Os anos foram correndo e sempre íamos escutando atentamente os ensinamentos que nos eram proporcionados. Até que um dia, foi uma das surpresas encontradas na minha já longa vida, dei por mim, devido à disponibilidade de tempo, procurando na Biblioteca Municipal da Figueira da Foz e na biblioteca da Sociedade de Instrução Tavaredense livros, jornais e revistas ali existentes e que tratassem da história de Tavarede.
Encontrei muita coisa, especialmente na imprensa figueirense. Consultei atentamente todas as coleções dos jornais locais ali existentes, desde meados do século dezanove até à actualidade (esta actualidade, esclareço, refere-se ao ano de 2000). Achei tão interessantes os conhecimentos que fui adquirindo (copiava todas as notas encontradas referentes a Tavarede) que, a determinada altura, comecei a pensar se não seria bastante interessante ordenar aquelas notas, por temas, e fazer uns cadernos, onde fosse possível consultar o que se sabia sobre a história da minha terra, tão diferente actualmente que se tornava, na prática, impossível descobrir o que era nos meus tempos de criança.
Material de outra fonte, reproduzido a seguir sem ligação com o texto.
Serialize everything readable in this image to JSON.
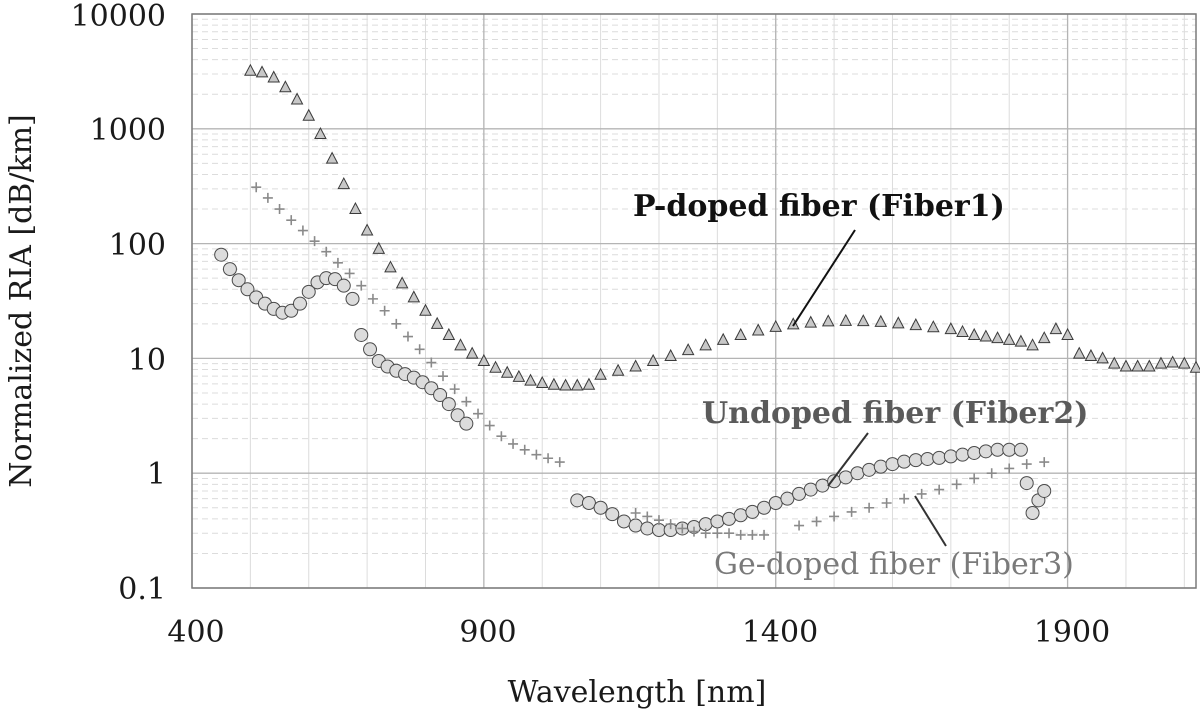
{
  "chart_data": {
    "type": "scatter",
    "title": "",
    "xlabel": "Wavelength [nm]",
    "ylabel": "Normalized RIA [dB/km]",
    "xlim": [
      400,
      2120
    ],
    "ylim": [
      0.1,
      10000
    ],
    "yscale": "log",
    "x_ticks": [
      "400",
      "900",
      "1400",
      "1900"
    ],
    "x_tick_values": [
      400,
      900,
      1400,
      1900
    ],
    "y_ticks": [
      "0.1",
      "1",
      "10",
      "100",
      "1000",
      "10000"
    ],
    "y_tick_values": [
      0.1,
      1,
      10,
      100,
      1000,
      10000
    ],
    "grid": true,
    "series": [
      {
        "name": "P-doped fiber (Fiber1)",
        "marker": "triangle",
        "segments": [
          {
            "x": [
              500,
              520,
              540,
              560,
              580,
              600,
              620,
              640,
              660,
              680,
              700,
              720,
              740,
              760,
              780,
              800,
              820,
              840,
              860,
              880,
              900,
              920,
              940,
              960,
              980,
              1000,
              1020,
              1040,
              1060,
              1080
            ],
            "y": [
              3200,
              3100,
              2800,
              2300,
              1800,
              1300,
              900,
              550,
              330,
              200,
              130,
              90,
              62,
              45,
              34,
              26,
              20,
              16,
              13,
              11,
              9.5,
              8.3,
              7.5,
              6.9,
              6.4,
              6.1,
              5.9,
              5.8,
              5.8,
              5.9
            ]
          },
          {
            "x": [
              1100,
              1130,
              1160,
              1190,
              1220,
              1250,
              1280,
              1310,
              1340,
              1370,
              1400,
              1430,
              1460,
              1490,
              1520,
              1550,
              1580,
              1610,
              1640,
              1670,
              1700
            ],
            "y": [
              7.2,
              7.8,
              8.5,
              9.5,
              10.5,
              11.8,
              13,
              14.5,
              16,
              17.5,
              18.8,
              19.8,
              20.5,
              21,
              21.2,
              21.1,
              20.8,
              20.2,
              19.5,
              18.7,
              18
            ]
          },
          {
            "x": [
              1720,
              1740,
              1760,
              1780,
              1800,
              1820,
              1840,
              1860,
              1880,
              1900,
              1920,
              1940,
              1960,
              1980,
              2000,
              2020,
              2040,
              2060,
              2080,
              2100,
              2120
            ],
            "y": [
              17,
              16,
              15.5,
              15,
              14.5,
              14,
              13,
              15,
              18,
              16,
              11,
              10.5,
              10,
              9,
              8.5,
              8.5,
              8.5,
              9,
              9.2,
              9,
              8.3
            ]
          }
        ]
      },
      {
        "name": "Undoped fiber (Fiber2)",
        "marker": "circle",
        "segments": [
          {
            "x": [
              450,
              465,
              480,
              495,
              510,
              525,
              540,
              555,
              570,
              585,
              600,
              615,
              630,
              645,
              660,
              675,
              690,
              705,
              720,
              735,
              750,
              765,
              780,
              795,
              810,
              825,
              840,
              855,
              870
            ],
            "y": [
              80,
              60,
              48,
              40,
              34,
              30,
              27,
              25,
              26,
              30,
              38,
              46,
              50,
              49,
              43,
              33,
              16,
              12,
              9.5,
              8.5,
              7.8,
              7.3,
              6.8,
              6.2,
              5.5,
              4.8,
              4.0,
              3.2,
              2.7
            ]
          },
          {
            "x": [
              1060,
              1080,
              1100,
              1120,
              1140,
              1160,
              1180,
              1200,
              1220,
              1240,
              1260,
              1280,
              1300,
              1320,
              1340,
              1360,
              1380,
              1400,
              1420,
              1440,
              1460,
              1480,
              1500,
              1520,
              1540,
              1560,
              1580,
              1600,
              1620,
              1640,
              1660,
              1680,
              1700,
              1720,
              1740,
              1760,
              1780,
              1800,
              1820
            ],
            "y": [
              0.58,
              0.55,
              0.5,
              0.44,
              0.38,
              0.35,
              0.33,
              0.32,
              0.32,
              0.33,
              0.34,
              0.36,
              0.38,
              0.4,
              0.43,
              0.46,
              0.5,
              0.55,
              0.6,
              0.66,
              0.72,
              0.78,
              0.85,
              0.92,
              1.0,
              1.07,
              1.14,
              1.2,
              1.26,
              1.3,
              1.33,
              1.36,
              1.4,
              1.45,
              1.5,
              1.55,
              1.6,
              1.6,
              1.6
            ]
          },
          {
            "x": [
              1830,
              1840,
              1850,
              1860
            ],
            "y": [
              0.82,
              0.45,
              0.58,
              0.7
            ]
          }
        ]
      },
      {
        "name": "Ge-doped fiber (Fiber3)",
        "marker": "plus",
        "segments": [
          {
            "x": [
              510,
              530,
              550,
              570,
              590,
              610,
              630,
              650,
              670,
              690,
              710,
              730,
              750,
              770,
              790,
              810,
              830,
              850,
              870,
              890,
              910,
              930,
              950,
              970,
              990,
              1010,
              1030
            ],
            "y": [
              310,
              250,
              200,
              160,
              130,
              105,
              85,
              68,
              55,
              43,
              33,
              26,
              20,
              15.5,
              12,
              9.2,
              7.0,
              5.4,
              4.2,
              3.3,
              2.6,
              2.1,
              1.8,
              1.6,
              1.45,
              1.35,
              1.25
            ]
          },
          {
            "x": [
              1160,
              1180,
              1200,
              1220,
              1240,
              1260,
              1280,
              1300,
              1320,
              1340,
              1360,
              1380
            ],
            "y": [
              0.45,
              0.42,
              0.39,
              0.36,
              0.33,
              0.31,
              0.3,
              0.3,
              0.3,
              0.29,
              0.29,
              0.29
            ]
          },
          {
            "x": [
              1440,
              1470,
              1500,
              1530,
              1560,
              1590,
              1620,
              1650,
              1680,
              1710,
              1740,
              1770,
              1800,
              1830,
              1860
            ],
            "y": [
              0.35,
              0.38,
              0.42,
              0.46,
              0.5,
              0.55,
              0.6,
              0.66,
              0.72,
              0.8,
              0.9,
              1.0,
              1.1,
              1.2,
              1.25
            ]
          }
        ]
      }
    ],
    "annotations": [
      {
        "text": "P-doped fiber (Fiber1)",
        "series": "P-doped fiber (Fiber1)"
      },
      {
        "text": "Undoped fiber (Fiber2)",
        "series": "Undoped fiber (Fiber2)"
      },
      {
        "text": "Ge-doped fiber (Fiber3)",
        "series": "Ge-doped fiber (Fiber3)"
      }
    ],
    "colors": {
      "triangle_fill": "#c8c8c8",
      "triangle_stroke": "#3a3a3a",
      "circle_fill": "#dcdcdc",
      "circle_stroke": "#4a4a4a",
      "plus_stroke": "#8a8a8a",
      "annotation_p": "#111111",
      "annotation_undoped": "#5a5a5a",
      "annotation_ge": "#7a7a7a",
      "grid_major": "#b4b4b4",
      "grid_minor": "#dcdcdc"
    }
  }
}
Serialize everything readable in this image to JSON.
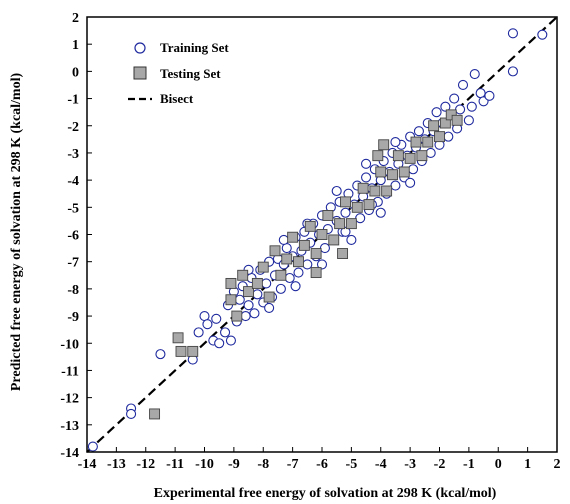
{
  "chart_data": {
    "type": "scatter",
    "title": "",
    "xlabel": "Experimental  free energy of solvation at 298 K (kcal/mol)",
    "ylabel": "Predicted free energy of solvation at 298 K (kcal/mol)",
    "xlim": [
      -14,
      2
    ],
    "ylim": [
      -14,
      2
    ],
    "xticks": [
      "-14",
      "-13",
      "-12",
      "-11",
      "-10",
      "-9",
      "-8",
      "-7",
      "-6",
      "-5",
      "-4",
      "-3",
      "-2",
      "-1",
      "0",
      "1",
      "2"
    ],
    "yticks": [
      "2",
      "1",
      "0",
      "-1",
      "-2",
      "-3",
      "-4",
      "-5",
      "-6",
      "-7",
      "-8",
      "-9",
      "-10",
      "-11",
      "-12",
      "-13",
      "-14"
    ],
    "grid": false,
    "legend_position": "top-left",
    "series": [
      {
        "name": "Training Set",
        "marker": "circle-open",
        "color": "#1f2a9e",
        "points": [
          [
            -13.8,
            -13.8
          ],
          [
            -12.5,
            -12.4
          ],
          [
            -12.5,
            -12.6
          ],
          [
            -11.5,
            -10.4
          ],
          [
            -10.4,
            -10.6
          ],
          [
            -10.2,
            -9.6
          ],
          [
            -10,
            -9
          ],
          [
            -9.9,
            -9.3
          ],
          [
            -9.7,
            -9.9
          ],
          [
            -9.6,
            -9.1
          ],
          [
            -9.5,
            -10
          ],
          [
            -9.3,
            -9.6
          ],
          [
            -9.2,
            -8.6
          ],
          [
            -9.1,
            -9.9
          ],
          [
            -9,
            -8.1
          ],
          [
            -8.9,
            -9.2
          ],
          [
            -8.8,
            -8.4
          ],
          [
            -8.7,
            -7.9
          ],
          [
            -8.6,
            -9
          ],
          [
            -8.5,
            -8.6
          ],
          [
            -8.4,
            -7.6
          ],
          [
            -8.3,
            -8.9
          ],
          [
            -8.2,
            -8.2
          ],
          [
            -8.1,
            -7.3
          ],
          [
            -8,
            -8.5
          ],
          [
            -7.9,
            -7.8
          ],
          [
            -7.8,
            -7
          ],
          [
            -7.7,
            -8.3
          ],
          [
            -7.6,
            -7.5
          ],
          [
            -7.5,
            -6.9
          ],
          [
            -7.4,
            -8
          ],
          [
            -7.3,
            -7.1
          ],
          [
            -7.2,
            -6.5
          ],
          [
            -7.1,
            -7.6
          ],
          [
            -7,
            -6.8
          ],
          [
            -6.9,
            -6.1
          ],
          [
            -6.8,
            -7.4
          ],
          [
            -6.7,
            -6.6
          ],
          [
            -6.6,
            -5.9
          ],
          [
            -6.5,
            -7.1
          ],
          [
            -6.4,
            -6.3
          ],
          [
            -6.3,
            -5.6
          ],
          [
            -6.2,
            -6.8
          ],
          [
            -6.1,
            -6
          ],
          [
            -6,
            -5.3
          ],
          [
            -5.9,
            -6.5
          ],
          [
            -5.8,
            -5.8
          ],
          [
            -5.7,
            -5
          ],
          [
            -5.6,
            -6.2
          ],
          [
            -5.5,
            -5.5
          ],
          [
            -5.4,
            -4.8
          ],
          [
            -5.3,
            -5.9
          ],
          [
            -5.2,
            -5.2
          ],
          [
            -5.1,
            -4.5
          ],
          [
            -5,
            -5.6
          ],
          [
            -4.9,
            -4.9
          ],
          [
            -4.8,
            -4.2
          ],
          [
            -4.7,
            -5.4
          ],
          [
            -4.6,
            -4.6
          ],
          [
            -4.5,
            -3.9
          ],
          [
            -4.4,
            -5.1
          ],
          [
            -4.3,
            -4.3
          ],
          [
            -4.2,
            -3.6
          ],
          [
            -4.1,
            -4.8
          ],
          [
            -4,
            -4
          ],
          [
            -3.9,
            -3.3
          ],
          [
            -3.8,
            -4.5
          ],
          [
            -3.7,
            -3.7
          ],
          [
            -3.6,
            -3
          ],
          [
            -3.5,
            -4.2
          ],
          [
            -3.4,
            -3.4
          ],
          [
            -3.3,
            -2.7
          ],
          [
            -3.2,
            -3.9
          ],
          [
            -3.1,
            -3.1
          ],
          [
            -3,
            -2.4
          ],
          [
            -2.9,
            -3.6
          ],
          [
            -2.8,
            -2.8
          ],
          [
            -2.7,
            -2.2
          ],
          [
            -2.6,
            -3.3
          ],
          [
            -2.5,
            -2.5
          ],
          [
            -2.4,
            -1.9
          ],
          [
            -2.3,
            -3
          ],
          [
            -2.2,
            -2.2
          ],
          [
            -2.1,
            -1.5
          ],
          [
            -2,
            -2.7
          ],
          [
            -1.9,
            -1.9
          ],
          [
            -1.8,
            -1.3
          ],
          [
            -1.7,
            -2.4
          ],
          [
            -1.6,
            -1.6
          ],
          [
            -1.5,
            -1
          ],
          [
            -1.4,
            -2.1
          ],
          [
            -1.3,
            -1.4
          ],
          [
            -1.2,
            -0.5
          ],
          [
            -1,
            -1.8
          ],
          [
            -0.9,
            -1.3
          ],
          [
            -0.8,
            -0.1
          ],
          [
            -0.6,
            -0.8
          ],
          [
            -0.5,
            -1.1
          ],
          [
            -0.3,
            -0.9
          ],
          [
            0.5,
            1.4
          ],
          [
            0.5,
            0
          ],
          [
            1.5,
            1.35
          ],
          [
            -8.5,
            -7.3
          ],
          [
            -7.8,
            -8.7
          ],
          [
            -6.5,
            -5.6
          ],
          [
            -6,
            -7.1
          ],
          [
            -5.5,
            -4.4
          ],
          [
            -5,
            -6.2
          ],
          [
            -4.5,
            -3.4
          ],
          [
            -4,
            -5.2
          ],
          [
            -3.5,
            -2.6
          ],
          [
            -3,
            -4.1
          ],
          [
            -6.9,
            -7.9
          ],
          [
            -7.3,
            -6.2
          ],
          [
            -5.2,
            -5.9
          ],
          [
            -4.3,
            -4.9
          ]
        ]
      },
      {
        "name": "Testing Set",
        "marker": "square-filled",
        "color": "#a8a8a8",
        "points": [
          [
            -11.7,
            -12.6
          ],
          [
            -10.9,
            -9.8
          ],
          [
            -10.8,
            -10.3
          ],
          [
            -10.4,
            -10.3
          ],
          [
            -9.1,
            -8.4
          ],
          [
            -9.1,
            -7.8
          ],
          [
            -8.9,
            -9
          ],
          [
            -8.7,
            -7.5
          ],
          [
            -8.5,
            -8.1
          ],
          [
            -8.2,
            -7.8
          ],
          [
            -8,
            -7.2
          ],
          [
            -7.8,
            -8.3
          ],
          [
            -7.6,
            -6.6
          ],
          [
            -7.4,
            -7.5
          ],
          [
            -7.2,
            -6.9
          ],
          [
            -7,
            -6.1
          ],
          [
            -6.8,
            -7
          ],
          [
            -6.6,
            -6.4
          ],
          [
            -6.4,
            -5.7
          ],
          [
            -6.2,
            -6.7
          ],
          [
            -6,
            -6
          ],
          [
            -5.8,
            -5.3
          ],
          [
            -5.6,
            -6.2
          ],
          [
            -5.4,
            -5.6
          ],
          [
            -5.2,
            -4.8
          ],
          [
            -5,
            -5.6
          ],
          [
            -4.8,
            -5
          ],
          [
            -4.6,
            -4.3
          ],
          [
            -4.4,
            -4.9
          ],
          [
            -4.2,
            -4.4
          ],
          [
            -4,
            -3.7
          ],
          [
            -3.8,
            -4.4
          ],
          [
            -3.6,
            -3.8
          ],
          [
            -3.4,
            -3.1
          ],
          [
            -3.2,
            -3.7
          ],
          [
            -3,
            -3.2
          ],
          [
            -2.8,
            -2.6
          ],
          [
            -2.6,
            -3.1
          ],
          [
            -2.4,
            -2.6
          ],
          [
            -2.2,
            -2
          ],
          [
            -2,
            -2.4
          ],
          [
            -1.8,
            -1.9
          ],
          [
            -1.6,
            -1.6
          ],
          [
            -1.4,
            -1.8
          ],
          [
            -4.1,
            -3.1
          ],
          [
            -6.2,
            -7.4
          ],
          [
            -3.9,
            -2.7
          ],
          [
            -5.3,
            -6.7
          ]
        ]
      },
      {
        "name": "Bisect",
        "marker": "dashed-line",
        "color": "#000000",
        "points": [
          [
            -14,
            -14
          ],
          [
            2,
            2
          ]
        ]
      }
    ]
  }
}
Assim fiz e, sem verdadeiramente o ter procurado, surgiu a publicação de dois livros. Um sobre a história e outro sobre o associativismo em Tavarede e recordando algumas ilustres figuras, tavaredenses e não tavaredenses, que marcaram algo em vida em prol da nossa terra. Mas continuei sempre à procura de mais elementos, pois ainda havia muita coisa a consultar e a aprender. O que estava era muito disperso, tornando a busca mais difícil. Além dos jornais, nos trabalhos feitos por estudiosos investigadores e historiadores figueirenses, que se encontravam em vários livros publicados, a história de Tavarede ia-se abrindo para mim.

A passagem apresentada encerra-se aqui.